When Goldin's comrades discovered he was missing on Aug. 1, the Commanding Officer of their unit, the Givati Brigade, invoked Hannibal.

“I declared over the radio the word that no one wants to utter —'Hannibal'—which means abduction,” Col. Ofer Winter told the Israeli newspaper Yedioth Ahronoth two weeks later. “I began to plan an assault towards Rafah."

The assault on Rafah Col. Winter's Hannibal declaration unleashed Black Friday.

Israeli air strikes and artillery barrages pounded the Gaza Strip surrounding the area where Goldin vanished. More than 2,000 Israeli bombs, missile and artillery rounds were fired in the first three hours, according to the Israeli military and Amnesty International. They hit four separate neighborhoods.

The heavy-weapons fire was directed at buildings above what the army estimated was the path of the Hamas tunnel Goldin was presumed to have been taken into—potentially trapping Goldin's captors as well as Goldin himself. Israel also targeted what it said were "suspicious persons" and vehicles, including ambulances, in case they were transporting Goldin away.

At least 135 and as many as 200 or more Palestinian civilians were killed. Hundreds more were maimed. It was the deadliest day of the seven-week 2014 Israel-Hamas War—which killed more than 2,100 Palestinians, most of them civilians.  67 Israeli soldiers and six Israeli civilians were also killed.

In the hours after Goldin's capture, Prime Minister Benjamin Netanyahu was "evasive” about it. Israeli military officials told the New York Times they were "uncertain" of his condition. A day later, Israel announced Goldin was dead. They said he'd been killed the day before.

Israel’s military censor informed The New York Times it would have to submit additional reporting relating to the Goldin for review before publishing it—"the first such notification in more than six years."

“Those who kidnap need to know they will pay a price," Col. Winter later boasted. "This was not revenge. They simply messed with the wrong brigade.” 

The Israeli army cleared Col. Winter of any wrongdoing and promoted him to brigadier general in 2015.

It also claimed it was cancelling the Hannibal Directive.

Even though Israel’s attempt to prevent Goldin being captured by Hamas came at the cost of at least 135 Palestinian lives, Goldin’s father to this day accuses the Israeli military of not going far enough, for making hospitals "no-go zones." 

"The operation to rescue Hadar stalled near the hospital," he wrote Oct. 26 in the Conservative online magazine Tablet, "despite the knowledge that the tunnel Hamas used to kidnap him led there."

"The Hannibal Directive," he lamented, "halted just outside the hospital." 

Col. Ofer Winter commanding the Givati Brigade in the Gaza Strip during the 2014 Israel-Hamas War. Photo credit: courtesy Israeli Defense Force.

Who won the 2014 Israel-Hamas War "remains open," military analysts at West Point's Combating Terrorism Center concluded the following winter. "The fragile deadlock between Israel and Hamas remains, with both sides already preparing for the next round."

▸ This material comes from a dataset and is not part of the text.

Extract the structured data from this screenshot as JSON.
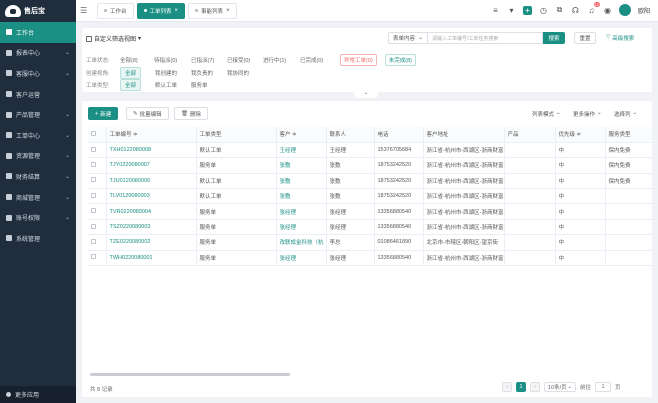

Nine years later, they're fighting the 2023 Israel-Hamas war—and the Hannibal Directive is back.

Israel has killed almost 10,000 Palestinians in 28 days since the start of the ongoing war. Another 26,000 are wounded. 1,950 are missing, the Hamas-controlled Gaza Ministry of Health says.

More than 3,700 of the known dead are children—six times the 560 children the U.N. reported killed in 19 months of war in Ukraine, the Associated Press reported on Thursday.

Prime Minister Netanyahu rejected American calls for a humanitarian pause in Israel’s attack on Gaza on Friday.

"We're continuing with all our force," Netanyahu said. "Israel is refusing a temporary truce that doesn't include the release of our hostages."